The attacks on Grace are commonplace in their vulgarity and revealing of their source, like that of being a maid beater. I think someone else takes the cake for that one. Equally revealing is what Grace has never been accused of: that she is stupid. She was a bright young thing from grade school through college in the United States. None of her rivals had a sterling academic record, none of them. I will slap anyone who disagrees with me on that score.
Some have spun her adoption into an admission that she was picked up from the street. Pulot lang sa kalye. Her mother answered this long ago. No, she told her little girl, you weren’t picked up from the street; you were found on the steps of a church, decked out nicely to show the depth of the loss felt by your natural mother, when she left you in God’s hands for a life that could only be better than she could ever give you. There’s a whole story right there, but Grace should not be the one to tell it as she did two weeks ago.
The problem with Grace is not lack of experience. I have shown experience to be a handicap in a presidential race. It destroys any rational hope in the candidate, going by his track record. I have shown that the office itself requires no special talent or dedication. It is the easiest job in the world and the useful parts of the job are done by the bureaucrats.
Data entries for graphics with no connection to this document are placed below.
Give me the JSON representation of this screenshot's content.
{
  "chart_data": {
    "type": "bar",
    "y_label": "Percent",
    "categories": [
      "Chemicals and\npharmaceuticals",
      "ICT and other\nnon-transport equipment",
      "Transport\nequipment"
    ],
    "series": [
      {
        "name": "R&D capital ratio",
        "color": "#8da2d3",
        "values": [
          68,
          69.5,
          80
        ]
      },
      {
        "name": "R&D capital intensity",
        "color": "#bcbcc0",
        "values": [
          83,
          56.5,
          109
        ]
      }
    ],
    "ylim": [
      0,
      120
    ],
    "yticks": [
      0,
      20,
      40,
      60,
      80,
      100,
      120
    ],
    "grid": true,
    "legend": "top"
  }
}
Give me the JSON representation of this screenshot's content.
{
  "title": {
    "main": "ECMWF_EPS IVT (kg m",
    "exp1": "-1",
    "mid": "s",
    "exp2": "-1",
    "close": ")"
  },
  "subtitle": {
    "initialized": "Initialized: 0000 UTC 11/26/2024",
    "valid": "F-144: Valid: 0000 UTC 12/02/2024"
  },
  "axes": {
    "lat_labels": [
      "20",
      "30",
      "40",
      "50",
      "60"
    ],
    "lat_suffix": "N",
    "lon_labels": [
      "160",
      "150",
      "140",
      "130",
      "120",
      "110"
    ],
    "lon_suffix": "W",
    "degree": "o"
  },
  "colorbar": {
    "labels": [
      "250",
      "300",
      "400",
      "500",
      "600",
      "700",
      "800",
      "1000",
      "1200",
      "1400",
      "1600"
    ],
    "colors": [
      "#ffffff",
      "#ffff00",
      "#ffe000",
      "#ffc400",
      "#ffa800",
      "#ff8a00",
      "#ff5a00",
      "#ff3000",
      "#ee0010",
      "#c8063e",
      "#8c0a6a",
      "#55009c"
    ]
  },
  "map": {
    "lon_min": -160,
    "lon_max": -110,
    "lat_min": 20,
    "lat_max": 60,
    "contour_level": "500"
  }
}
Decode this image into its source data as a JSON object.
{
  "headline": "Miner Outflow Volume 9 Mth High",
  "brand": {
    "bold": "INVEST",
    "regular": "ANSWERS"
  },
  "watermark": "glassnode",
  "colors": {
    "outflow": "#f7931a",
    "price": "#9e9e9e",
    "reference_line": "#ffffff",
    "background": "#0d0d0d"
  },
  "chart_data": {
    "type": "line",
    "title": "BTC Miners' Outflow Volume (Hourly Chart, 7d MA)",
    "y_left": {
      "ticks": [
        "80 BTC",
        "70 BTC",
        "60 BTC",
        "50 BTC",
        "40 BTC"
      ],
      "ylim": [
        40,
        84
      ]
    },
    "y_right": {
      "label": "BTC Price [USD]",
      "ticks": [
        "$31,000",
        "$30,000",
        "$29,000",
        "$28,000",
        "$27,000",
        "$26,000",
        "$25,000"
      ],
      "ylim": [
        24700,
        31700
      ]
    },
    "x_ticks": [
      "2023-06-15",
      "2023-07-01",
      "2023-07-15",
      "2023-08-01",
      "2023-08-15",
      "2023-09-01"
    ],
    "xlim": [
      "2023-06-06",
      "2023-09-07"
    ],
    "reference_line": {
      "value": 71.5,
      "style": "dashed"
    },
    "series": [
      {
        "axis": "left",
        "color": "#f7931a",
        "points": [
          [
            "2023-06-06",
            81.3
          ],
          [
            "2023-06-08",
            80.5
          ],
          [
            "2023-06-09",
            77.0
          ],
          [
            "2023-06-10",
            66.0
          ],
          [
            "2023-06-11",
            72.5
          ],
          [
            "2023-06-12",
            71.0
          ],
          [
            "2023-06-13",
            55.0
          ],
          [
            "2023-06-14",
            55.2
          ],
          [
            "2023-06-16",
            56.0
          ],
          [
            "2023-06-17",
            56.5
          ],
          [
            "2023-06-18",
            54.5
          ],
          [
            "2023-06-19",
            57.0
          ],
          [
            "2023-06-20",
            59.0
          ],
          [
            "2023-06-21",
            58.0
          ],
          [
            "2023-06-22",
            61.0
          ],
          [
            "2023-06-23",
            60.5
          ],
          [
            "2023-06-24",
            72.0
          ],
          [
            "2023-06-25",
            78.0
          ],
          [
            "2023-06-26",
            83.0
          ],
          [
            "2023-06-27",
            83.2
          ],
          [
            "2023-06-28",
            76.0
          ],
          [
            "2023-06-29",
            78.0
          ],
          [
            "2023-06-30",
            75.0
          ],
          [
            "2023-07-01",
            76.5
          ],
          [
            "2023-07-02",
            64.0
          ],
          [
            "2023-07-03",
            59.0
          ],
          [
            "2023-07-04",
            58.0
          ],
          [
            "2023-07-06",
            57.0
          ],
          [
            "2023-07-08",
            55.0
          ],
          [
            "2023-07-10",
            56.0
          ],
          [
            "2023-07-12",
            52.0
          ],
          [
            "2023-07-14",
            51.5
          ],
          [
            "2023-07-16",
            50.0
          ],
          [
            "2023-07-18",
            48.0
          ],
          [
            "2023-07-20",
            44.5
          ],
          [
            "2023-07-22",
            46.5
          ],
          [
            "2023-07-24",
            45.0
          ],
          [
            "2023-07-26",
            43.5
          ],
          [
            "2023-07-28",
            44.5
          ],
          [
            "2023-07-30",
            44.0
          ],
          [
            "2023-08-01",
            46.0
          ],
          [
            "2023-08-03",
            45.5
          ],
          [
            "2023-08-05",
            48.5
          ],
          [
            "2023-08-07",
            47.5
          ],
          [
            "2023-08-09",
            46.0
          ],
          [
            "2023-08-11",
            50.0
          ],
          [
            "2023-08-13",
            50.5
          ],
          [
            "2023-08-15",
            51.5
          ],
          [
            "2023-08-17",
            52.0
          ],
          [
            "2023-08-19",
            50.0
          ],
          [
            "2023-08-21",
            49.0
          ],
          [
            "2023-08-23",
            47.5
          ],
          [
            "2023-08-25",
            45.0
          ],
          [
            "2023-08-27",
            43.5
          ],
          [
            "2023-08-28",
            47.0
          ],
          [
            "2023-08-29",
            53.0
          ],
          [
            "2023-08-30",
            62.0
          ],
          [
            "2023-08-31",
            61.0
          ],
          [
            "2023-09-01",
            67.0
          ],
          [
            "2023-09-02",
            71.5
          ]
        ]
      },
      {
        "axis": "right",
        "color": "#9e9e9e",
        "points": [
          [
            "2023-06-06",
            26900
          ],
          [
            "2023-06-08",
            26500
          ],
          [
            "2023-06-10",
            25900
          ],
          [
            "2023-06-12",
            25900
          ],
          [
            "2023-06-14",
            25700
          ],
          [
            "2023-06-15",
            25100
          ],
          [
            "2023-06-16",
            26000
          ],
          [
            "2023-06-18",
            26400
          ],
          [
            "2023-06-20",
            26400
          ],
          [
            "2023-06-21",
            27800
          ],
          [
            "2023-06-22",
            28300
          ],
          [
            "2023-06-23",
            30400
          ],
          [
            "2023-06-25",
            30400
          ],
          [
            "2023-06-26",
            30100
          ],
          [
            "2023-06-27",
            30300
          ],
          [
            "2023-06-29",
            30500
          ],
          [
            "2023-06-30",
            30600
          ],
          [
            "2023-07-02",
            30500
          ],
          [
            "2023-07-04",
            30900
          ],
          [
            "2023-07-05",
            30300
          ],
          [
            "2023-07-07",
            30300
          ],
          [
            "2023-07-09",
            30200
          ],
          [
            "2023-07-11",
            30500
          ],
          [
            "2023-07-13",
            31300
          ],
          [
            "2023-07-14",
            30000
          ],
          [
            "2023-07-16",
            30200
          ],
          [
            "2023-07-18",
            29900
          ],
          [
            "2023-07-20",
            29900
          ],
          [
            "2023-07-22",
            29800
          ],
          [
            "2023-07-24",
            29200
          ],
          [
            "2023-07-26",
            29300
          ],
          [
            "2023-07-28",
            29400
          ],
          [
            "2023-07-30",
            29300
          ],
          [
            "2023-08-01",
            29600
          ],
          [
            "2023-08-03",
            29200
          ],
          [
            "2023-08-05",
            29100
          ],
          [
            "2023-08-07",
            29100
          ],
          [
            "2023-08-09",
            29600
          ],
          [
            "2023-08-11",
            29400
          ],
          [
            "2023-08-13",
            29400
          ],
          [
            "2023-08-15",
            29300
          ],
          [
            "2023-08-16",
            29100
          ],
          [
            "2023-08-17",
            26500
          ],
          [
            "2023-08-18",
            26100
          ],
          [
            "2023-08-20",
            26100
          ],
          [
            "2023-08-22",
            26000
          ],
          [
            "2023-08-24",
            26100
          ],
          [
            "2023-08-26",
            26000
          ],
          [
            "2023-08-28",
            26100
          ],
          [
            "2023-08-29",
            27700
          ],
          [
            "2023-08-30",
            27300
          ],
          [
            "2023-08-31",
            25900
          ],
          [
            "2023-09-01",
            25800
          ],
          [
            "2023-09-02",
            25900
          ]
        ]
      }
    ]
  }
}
Indeed, getting elected to the presidency does not confer a sacred mandate, as the inevitably ignorant print and broadcast media like to say without any basis in law or political philosophy. It is just that the ignorant like the sound of the word mandate. It sounds important and revelational, which it isn’t.
Election is merely the expression of a commonplace and many times misplaced hope, whose disappointment is the greatest crime against the nation.
Despite the forced solemnity of TV coverage of inaugural affairs, the fact is there is nothing to it. The day the president-elect is sworn into office is like any day an accused takes the witness stand to defend himself—there is nothing special about either one.
An elected president deserves only to be shown the door at the end of the term, and unrelenting criticism in its duration. That keeps the president focused. The problem of Grace is bigger and more dangerous. It is losing what she already has: the mystique conferred by a foundling birth, which in our religion and that of the Hebrews shapes the fate and future of the nation that chooses a foundling to be its leader.
This mystique can be ruined by the kind of people who shape and lead her campaign: shysters from Congress; the same old faces from police lineups. Showbiz gives advantages, but it won’t convince voters much anymore. When showbiz last convinced voters to vote a celebrity to the presidency, they threw out their choice within years of his election. They might have been convinced again when another celebrity ran and was challenged to prove he was not what all true Filipinos wish they were: US citizens. A Filipino who says he doesn’t want to be anything but a Filipino is stealing in public office amounts that would land him in jail in the United States. But we will never know now. FPJ lost or was cheated.
Then as now, as a Liberal Party gnome warned Grace, “Popularity does not mean you won’t be cheated.”